Взрыв отчаяния потряс души северных воинов. Не было еще такого не при их жизни, не на памяти, да, пожалуй, и на памяти их отцов и дедов. Иначе бы, хоть отголоски, а долетели бы. И не просто воина отвергли боги, ярла, о котором скальды поют песни и слагают саги.

Понурив голову и боясь смотреть в лица людей. Они молча, пошатываясь, как от крепчайшего эля, направились к своей лодии. А люди все не расходились, не сводя глаз с того места, где река поглотила ярла.

— Велики же грехи на них, коли подобно камням ушли на дно.

Все тот же старушечий голос, определил воевода.

— А другим теперь, как жить? Одной ватагой ходили. Эвон как их сразу всех к земле придавило.

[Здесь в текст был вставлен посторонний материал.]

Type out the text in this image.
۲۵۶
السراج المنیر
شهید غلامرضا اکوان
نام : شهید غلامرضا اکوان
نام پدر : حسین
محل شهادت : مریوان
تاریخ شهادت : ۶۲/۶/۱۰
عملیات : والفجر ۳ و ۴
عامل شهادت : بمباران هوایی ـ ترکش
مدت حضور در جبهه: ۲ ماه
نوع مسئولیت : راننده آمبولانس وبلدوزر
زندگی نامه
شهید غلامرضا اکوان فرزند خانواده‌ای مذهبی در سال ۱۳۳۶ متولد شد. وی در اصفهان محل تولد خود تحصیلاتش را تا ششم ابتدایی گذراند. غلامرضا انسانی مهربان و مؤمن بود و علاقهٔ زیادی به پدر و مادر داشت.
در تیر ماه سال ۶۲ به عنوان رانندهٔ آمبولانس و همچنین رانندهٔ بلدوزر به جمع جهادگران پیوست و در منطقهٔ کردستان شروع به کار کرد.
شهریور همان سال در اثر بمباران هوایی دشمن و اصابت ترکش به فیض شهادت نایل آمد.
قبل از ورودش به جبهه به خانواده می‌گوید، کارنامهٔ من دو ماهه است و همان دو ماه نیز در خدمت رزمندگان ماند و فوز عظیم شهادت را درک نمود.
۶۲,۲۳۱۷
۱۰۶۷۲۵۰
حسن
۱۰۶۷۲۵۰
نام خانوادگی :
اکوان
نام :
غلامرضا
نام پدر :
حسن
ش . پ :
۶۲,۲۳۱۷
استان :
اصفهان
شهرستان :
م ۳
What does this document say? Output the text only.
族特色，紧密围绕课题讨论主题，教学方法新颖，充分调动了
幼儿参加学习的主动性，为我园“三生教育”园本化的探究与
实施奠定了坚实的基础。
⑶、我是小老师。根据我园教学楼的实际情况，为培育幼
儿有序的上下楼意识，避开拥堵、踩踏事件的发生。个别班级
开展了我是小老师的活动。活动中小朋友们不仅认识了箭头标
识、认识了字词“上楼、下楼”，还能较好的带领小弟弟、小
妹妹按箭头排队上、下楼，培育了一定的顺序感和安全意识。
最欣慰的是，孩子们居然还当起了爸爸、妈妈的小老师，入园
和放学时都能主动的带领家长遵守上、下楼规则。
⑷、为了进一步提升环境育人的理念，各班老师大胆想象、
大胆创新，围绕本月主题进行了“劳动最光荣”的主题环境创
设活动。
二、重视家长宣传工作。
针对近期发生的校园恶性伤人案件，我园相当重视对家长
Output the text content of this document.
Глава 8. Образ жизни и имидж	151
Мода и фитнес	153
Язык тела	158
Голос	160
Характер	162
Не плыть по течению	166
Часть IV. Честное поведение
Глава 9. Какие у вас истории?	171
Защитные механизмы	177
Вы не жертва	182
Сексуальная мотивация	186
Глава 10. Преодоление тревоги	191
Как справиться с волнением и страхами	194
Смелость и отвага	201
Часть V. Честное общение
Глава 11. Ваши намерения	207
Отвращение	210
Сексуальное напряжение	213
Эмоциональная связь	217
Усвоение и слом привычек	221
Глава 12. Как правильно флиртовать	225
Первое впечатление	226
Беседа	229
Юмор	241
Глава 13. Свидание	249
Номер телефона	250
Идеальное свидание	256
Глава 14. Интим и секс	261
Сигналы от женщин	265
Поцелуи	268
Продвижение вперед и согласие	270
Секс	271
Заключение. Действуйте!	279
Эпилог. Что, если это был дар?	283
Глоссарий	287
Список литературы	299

— Жить одно. А умирать без всякой надежды совсем другое.

В голосе и злорадство и жалость. Все перемешалось, как квашня под бабьей мутовкой. Какой бы ни была душа, а все ж душа.

— Теперь уж вовсе одичают, коль узнали, что и умереть им, как все люди умирают, не доведется.

— А, может, и нет. Смерть, она кого хочешь заставит задуматься, когда строго на строго в глаза заглянет, да душу разом и перевернет.

Ратимр повернулся к Радогору, но парня уже рядом не было. Ушел Радогор не попрощавшись и не дождавшись конца.

— А не он ли посчитался с ними за девицу, княжну эту, Владиславу?

«Уж не научился ли Смур чужие мысли угадывать? — Подумал старшина. Глядя на воеводу.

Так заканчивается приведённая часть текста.